Look at the photograph showing the old Empire Theatre before it was demolished and see the nostalgic advert – ‘Lovely Day For A Guinness’.
The posters announcing the names of the artistes appearing that week – the talented pianist Semprini, the impresario Carol Levis and the comedian Terry Scott, all of whom were later to appear on our television screens.
Look at the young men on the nearby rooftop, risking life and limb to get a good view, something I’m sure they wouldn’t be allowed to do today with all our health and safety restrictions.
Across the road was the building belonging to the well-known stationery manufacturers Waddington and Ledgers, another name to jog our memories.
Look also at the people standing alongside the bandsmen, all eagerly awaiting the Queen’s arrival, the smartly dressed nurses wearing their cloaks, and I wonder if they still wear them today?
The male nurses alongside are all dressed impeccably in white, and the two police constables are smartly dressed in full uniform, including helmets.
Do our bobbies still wear them today, I wonder?

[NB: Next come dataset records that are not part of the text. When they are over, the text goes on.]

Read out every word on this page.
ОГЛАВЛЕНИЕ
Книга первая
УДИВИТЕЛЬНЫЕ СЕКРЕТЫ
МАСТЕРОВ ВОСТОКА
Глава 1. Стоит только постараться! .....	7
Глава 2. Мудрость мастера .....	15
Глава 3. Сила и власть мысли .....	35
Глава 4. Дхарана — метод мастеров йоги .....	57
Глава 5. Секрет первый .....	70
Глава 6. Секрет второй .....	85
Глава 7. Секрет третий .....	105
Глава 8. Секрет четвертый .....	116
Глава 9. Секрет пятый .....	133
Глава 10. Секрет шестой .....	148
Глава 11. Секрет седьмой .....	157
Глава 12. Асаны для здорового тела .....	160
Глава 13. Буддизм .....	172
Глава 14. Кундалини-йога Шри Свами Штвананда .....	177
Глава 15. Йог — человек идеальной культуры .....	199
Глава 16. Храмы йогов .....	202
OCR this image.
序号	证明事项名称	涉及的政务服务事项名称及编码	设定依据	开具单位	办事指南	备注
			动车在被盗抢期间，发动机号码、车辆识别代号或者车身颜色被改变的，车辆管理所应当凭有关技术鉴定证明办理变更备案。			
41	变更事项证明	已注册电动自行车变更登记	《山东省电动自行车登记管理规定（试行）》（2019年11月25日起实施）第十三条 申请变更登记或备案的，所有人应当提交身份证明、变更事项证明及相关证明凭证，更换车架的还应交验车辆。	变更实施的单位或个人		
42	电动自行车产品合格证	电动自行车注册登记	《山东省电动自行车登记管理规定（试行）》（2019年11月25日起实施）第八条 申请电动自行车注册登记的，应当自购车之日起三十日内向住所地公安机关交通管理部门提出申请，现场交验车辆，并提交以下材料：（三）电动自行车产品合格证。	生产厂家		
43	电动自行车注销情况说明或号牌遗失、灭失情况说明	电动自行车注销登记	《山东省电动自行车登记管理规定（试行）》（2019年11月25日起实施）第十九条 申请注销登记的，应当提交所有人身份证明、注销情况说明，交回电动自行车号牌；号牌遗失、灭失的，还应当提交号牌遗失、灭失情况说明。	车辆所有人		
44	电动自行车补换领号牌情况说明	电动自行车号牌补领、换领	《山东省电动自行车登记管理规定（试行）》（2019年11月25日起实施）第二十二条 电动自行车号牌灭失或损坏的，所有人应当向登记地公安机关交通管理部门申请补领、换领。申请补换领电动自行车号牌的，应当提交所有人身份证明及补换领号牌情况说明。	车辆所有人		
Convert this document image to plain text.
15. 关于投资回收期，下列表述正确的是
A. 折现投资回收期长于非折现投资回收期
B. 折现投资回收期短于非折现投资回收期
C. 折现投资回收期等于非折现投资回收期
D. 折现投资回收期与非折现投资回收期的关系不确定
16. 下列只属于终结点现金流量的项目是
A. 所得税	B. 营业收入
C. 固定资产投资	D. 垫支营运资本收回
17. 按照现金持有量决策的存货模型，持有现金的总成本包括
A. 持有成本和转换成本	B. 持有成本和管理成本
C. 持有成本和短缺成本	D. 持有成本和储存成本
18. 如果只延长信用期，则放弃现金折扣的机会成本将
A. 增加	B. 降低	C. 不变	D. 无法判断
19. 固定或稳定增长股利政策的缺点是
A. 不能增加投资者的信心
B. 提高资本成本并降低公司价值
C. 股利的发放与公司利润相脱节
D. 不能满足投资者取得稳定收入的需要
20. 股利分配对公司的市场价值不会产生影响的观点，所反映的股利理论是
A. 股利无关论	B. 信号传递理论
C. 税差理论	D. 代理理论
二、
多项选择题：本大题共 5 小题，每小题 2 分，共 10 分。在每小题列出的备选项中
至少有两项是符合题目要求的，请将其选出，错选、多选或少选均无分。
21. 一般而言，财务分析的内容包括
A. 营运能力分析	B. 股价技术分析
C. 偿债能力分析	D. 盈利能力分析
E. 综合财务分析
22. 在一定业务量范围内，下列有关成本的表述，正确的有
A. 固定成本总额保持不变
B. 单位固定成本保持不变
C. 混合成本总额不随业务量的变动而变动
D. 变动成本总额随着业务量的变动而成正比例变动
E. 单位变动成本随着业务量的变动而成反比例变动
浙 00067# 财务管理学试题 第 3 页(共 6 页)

I wouldn’t know because it’s been so long since I saw a policeman in Dewsbury.
The second picture shows those lucky people who got the best view, some of them having camped out all night to make sure they did.
In the background is the Scarborough Hotel in Longcauseway, demolished some years ago, along with the much-loved Caddy’s Ice Cream Parlour, to make way for a new shopping development.
The KOYLI regiment were given the Freedom of the Borough by the old Dewsbury Town Council, and were often invited back to the town to take part in civic ceremonies and special parades.
Many hundreds of the soldiers from this regiment were killed in World War One, and their names are on the war memorial in Crow Nest Park.
In 1932, a memorial tablet in memory of the 55 officers and 1,391 other ranks of the 2/4 and 1/4 battalions who gave their lives in the Great War was unveiled at the old Dewsbury Drill Hall in Bath Street, where local Territorials once drilled. The Drill Hall closed when the KOYLI moved to a new home in Wakefield, and I should imagine the memorial tablet went with them.
How fitting it would have been if it had been placed in Dewsbury Town Hall, next to the plaque which commemorates them being given the Freedom of the Borough.